Depuis près d’un mois, Adil - c’est le faux nom qu’il s’est choisi pour cet entretien - habite à Vaux-en-Velin, dans la banlieue de Lyon. C'est un homme fier. Se tenir debout, la main crispée sur la poignée de sa béquille, est un effort qu’il met un point d’honneur à masquer. De son regard noir, planté au milieu d’un visage émacié, il sonde son interlocuteur avec intensité, mais sans animosité, comme pour prendre la mesure de la part de confiance qu'il peut lui accorder.

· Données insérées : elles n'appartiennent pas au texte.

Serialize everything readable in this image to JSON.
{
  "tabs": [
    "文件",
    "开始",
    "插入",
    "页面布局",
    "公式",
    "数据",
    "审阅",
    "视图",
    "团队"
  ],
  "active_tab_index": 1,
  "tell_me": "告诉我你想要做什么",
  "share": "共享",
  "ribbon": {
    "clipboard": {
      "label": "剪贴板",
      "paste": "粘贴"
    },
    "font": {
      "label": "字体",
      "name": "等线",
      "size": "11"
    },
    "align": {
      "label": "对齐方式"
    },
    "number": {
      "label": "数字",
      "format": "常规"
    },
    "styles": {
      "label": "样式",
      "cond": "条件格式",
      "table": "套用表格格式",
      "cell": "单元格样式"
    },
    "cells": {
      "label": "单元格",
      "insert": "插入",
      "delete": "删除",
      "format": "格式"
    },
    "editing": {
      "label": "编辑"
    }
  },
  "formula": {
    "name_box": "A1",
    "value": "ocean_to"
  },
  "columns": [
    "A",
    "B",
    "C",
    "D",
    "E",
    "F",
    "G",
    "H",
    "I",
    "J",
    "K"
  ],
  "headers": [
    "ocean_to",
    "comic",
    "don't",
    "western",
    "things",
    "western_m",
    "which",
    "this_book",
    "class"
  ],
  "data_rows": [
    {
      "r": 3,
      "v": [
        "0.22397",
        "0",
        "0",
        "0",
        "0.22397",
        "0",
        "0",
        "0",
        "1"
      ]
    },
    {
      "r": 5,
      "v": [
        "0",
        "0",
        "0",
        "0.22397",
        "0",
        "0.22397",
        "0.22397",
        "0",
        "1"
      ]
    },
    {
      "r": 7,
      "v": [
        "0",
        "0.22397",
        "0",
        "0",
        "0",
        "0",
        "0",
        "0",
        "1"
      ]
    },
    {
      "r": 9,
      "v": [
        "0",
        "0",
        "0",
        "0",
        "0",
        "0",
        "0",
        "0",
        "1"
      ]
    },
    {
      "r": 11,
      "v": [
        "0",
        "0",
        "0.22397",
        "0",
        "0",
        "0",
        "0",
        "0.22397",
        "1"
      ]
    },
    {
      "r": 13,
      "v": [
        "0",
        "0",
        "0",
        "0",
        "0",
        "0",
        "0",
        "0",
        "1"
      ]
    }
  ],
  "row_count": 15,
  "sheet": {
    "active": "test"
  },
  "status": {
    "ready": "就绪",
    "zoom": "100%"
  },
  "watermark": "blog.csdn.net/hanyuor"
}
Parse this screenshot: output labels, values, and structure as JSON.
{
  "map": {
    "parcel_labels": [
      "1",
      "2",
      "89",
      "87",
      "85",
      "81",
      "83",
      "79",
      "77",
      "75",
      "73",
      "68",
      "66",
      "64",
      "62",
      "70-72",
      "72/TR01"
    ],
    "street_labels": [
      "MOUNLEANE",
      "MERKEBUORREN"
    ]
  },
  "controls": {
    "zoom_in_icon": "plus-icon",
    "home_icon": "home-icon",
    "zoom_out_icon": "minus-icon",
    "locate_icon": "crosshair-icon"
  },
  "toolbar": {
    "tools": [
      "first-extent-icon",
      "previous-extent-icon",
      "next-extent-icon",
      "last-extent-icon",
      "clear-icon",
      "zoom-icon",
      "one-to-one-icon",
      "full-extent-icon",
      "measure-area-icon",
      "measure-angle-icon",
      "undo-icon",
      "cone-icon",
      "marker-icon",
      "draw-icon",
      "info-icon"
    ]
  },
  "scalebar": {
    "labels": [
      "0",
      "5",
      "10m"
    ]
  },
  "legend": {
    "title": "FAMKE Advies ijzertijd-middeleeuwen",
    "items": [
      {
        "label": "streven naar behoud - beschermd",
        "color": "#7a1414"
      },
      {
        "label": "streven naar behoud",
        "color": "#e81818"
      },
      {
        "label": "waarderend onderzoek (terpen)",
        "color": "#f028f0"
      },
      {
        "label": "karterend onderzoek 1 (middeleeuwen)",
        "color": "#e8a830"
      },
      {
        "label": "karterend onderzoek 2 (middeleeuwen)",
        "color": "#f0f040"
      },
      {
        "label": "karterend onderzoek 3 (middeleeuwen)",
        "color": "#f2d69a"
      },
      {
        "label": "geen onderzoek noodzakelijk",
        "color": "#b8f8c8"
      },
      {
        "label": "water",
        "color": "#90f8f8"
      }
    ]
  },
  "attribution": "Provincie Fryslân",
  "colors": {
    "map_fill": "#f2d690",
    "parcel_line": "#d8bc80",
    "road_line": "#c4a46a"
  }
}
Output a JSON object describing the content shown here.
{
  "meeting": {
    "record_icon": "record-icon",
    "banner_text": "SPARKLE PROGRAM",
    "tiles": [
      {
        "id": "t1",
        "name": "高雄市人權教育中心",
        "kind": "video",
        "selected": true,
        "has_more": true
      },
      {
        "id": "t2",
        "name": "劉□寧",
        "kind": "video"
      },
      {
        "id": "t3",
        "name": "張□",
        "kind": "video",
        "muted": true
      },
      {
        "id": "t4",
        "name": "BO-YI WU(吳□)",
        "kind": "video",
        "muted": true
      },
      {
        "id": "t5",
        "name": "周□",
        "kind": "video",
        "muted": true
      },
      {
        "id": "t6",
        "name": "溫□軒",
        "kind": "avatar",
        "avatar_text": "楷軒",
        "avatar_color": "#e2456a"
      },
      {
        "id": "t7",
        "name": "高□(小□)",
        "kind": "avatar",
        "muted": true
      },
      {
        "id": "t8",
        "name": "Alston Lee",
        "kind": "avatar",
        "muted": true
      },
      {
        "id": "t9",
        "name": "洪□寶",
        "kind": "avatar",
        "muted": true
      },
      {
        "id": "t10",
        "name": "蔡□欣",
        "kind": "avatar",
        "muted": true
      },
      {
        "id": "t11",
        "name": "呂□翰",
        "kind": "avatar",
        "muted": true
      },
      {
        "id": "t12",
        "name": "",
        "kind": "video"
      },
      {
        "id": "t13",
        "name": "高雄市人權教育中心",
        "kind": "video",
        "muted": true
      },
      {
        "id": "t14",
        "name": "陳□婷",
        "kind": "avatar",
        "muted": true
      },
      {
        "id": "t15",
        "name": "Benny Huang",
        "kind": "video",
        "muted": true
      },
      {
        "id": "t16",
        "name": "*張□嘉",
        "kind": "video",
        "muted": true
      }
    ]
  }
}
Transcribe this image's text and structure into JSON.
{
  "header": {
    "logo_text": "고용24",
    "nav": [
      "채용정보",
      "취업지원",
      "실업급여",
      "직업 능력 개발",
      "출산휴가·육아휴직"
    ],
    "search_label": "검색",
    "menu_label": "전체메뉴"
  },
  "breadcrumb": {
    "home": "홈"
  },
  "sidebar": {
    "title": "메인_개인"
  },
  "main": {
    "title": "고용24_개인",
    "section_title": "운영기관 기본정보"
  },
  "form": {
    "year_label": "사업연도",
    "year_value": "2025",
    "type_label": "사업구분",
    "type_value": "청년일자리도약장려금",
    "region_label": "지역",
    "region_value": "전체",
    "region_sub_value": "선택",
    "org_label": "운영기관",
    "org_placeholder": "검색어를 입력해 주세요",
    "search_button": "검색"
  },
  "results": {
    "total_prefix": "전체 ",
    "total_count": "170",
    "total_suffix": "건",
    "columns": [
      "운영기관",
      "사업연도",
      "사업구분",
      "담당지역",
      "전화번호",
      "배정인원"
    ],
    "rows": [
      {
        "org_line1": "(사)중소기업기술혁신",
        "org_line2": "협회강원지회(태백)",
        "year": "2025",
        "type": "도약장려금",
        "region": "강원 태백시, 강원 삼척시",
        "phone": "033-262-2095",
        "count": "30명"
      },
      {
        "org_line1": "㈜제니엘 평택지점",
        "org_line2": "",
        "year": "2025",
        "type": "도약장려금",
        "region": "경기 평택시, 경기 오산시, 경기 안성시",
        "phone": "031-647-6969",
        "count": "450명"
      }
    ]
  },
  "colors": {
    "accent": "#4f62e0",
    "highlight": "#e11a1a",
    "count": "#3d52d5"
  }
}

« Quand je suis arrivé à Paris, c’était extraordinaire... Mais j’avais aussi beaucoup de craintes. Encore aujourd’hui, je ne sais pas comment vont se passer les mois à venir. Mais en réalité, je pense à me soigner plutôt qu’à vivre, pour l’instant », explique Adil, en jetant un regard vers Anne-Laure Alonso-Berrier, chargée de l’accompagnement social des « réinstallés » à Forum réfugié. « Nous avons amorcé le parcours de soins, pris des rendez-vous avec des spécialistes. Nous prenons également en charge les premiers mois de loyers du logement, le temps d’ouvrir les droits sociaux des réfugiés », explique-t-elle. L’accompagnement renforcé durera un an, ensuite Adil deviendra un réfugié comme les autres.
Le 13 juillet 1993
Dans le langage administratif, Adil est l’un des très rares réfugiés réinstallés en France. Mais l’histoire que raconte ce Soudanais de 50 ans est plutôt celle d’un rescapé. Dans le fil de son récit, Adil ne se souvient avec précision que d’une seule date : celle de son départ du Soudan. Pour les autres, il reste vague, doit fouiller dans la masse de ses papiers, souvent jaunis, rassemblés dans une pochette plastifiée.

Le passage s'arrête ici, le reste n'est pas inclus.